Represented by Alaina Feehan at ATB | He/Him | tydefoe.com
Rhiana Yazzie (Diné) is a playwright, screenwriter, producer, director, and actor based in Minnesota. She is a Playwrights’ Center McKnight Playwriting Fellow this year (2016/2017). She is also a two-time Playwrights’ Center Jerome Fellow (2010/2011 and 2006/2007) and was a Playwrights’ Center Core Member for three years. This fall she will be in residence at the MacDowell Colony where she’ll be working on her next two screenplays. Her most recent projects include a play commission from the William Inge Center and a joint commission from the Oregon Shakespeare Festival and the Public Theater. She’s also written plays for young audiences which include Chile Pod (La Jolla Playhouse); Wild Horses (Bonderman National Theatre for Youth Symposium and The Kennedy Center’s New Visions/New Voices).
She created her theatre company, New Native Theatre, in 2009, a new way of looking at, thinking about, and staging Native American stories, newnativetheatre.org. She holds a Masters of Professional Writing from the University of Southern California where she produced lectures and concerts by Madeleine Albright, Herbie Hancock, Spaulding Grey, and Stephen Hawking among others.
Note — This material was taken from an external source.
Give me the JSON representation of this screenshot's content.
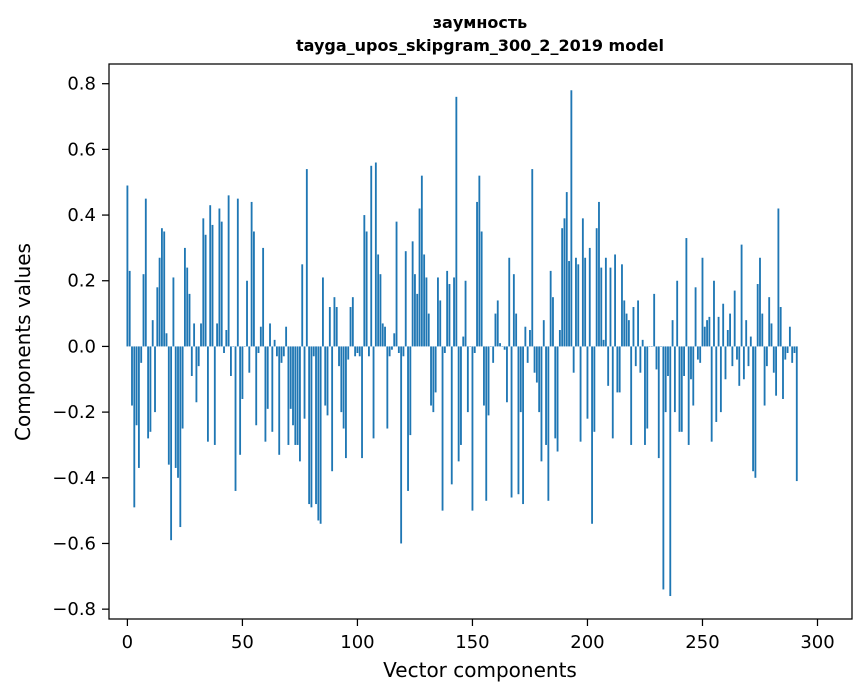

Gloria Miguel (Kuna/Rappahannock) studied drama at Oberlin College and is a founding member of Spiderwoman Theater. She is an actor, playwright, and educator. With Spiderwoman Theater, she has toured throughout Europe, Australia, New Zealand and performed in Beijing, China at the 4th World Woman’s Conference. She received an Honorary Doctorate of Fine Arts from Miami University and is a lifetime member of the Lee Strasberg Theatre and Film Institute. Selected acting credits include a US tour of Hanay Geiogamah’s Grandma; Pelaija Patchnose in Tomson Highway’s The Rez Sisters; Coyote/Ritalinc in Jessica in Edmonton, AB-nominated for a Sterling Award for Best Supporting Actress; Chocolate Woman Dreams the Milky Way in Toronto with her daughter, Monique Mojica and the Spanish film Caotica Ana in Madrid, Spain.
She was a visiting professor of drama at Brandon University in Canada; drama consultant for the Minnesota Native American AIDS Taskforce, and has taught drama workshops at the Navajo Nation Reservation. Her one woman show, Something Old, Something New, Something Borrowed, Something Blue was most recently performed at the Weesageechak Begins to Dance Festival in Toronto.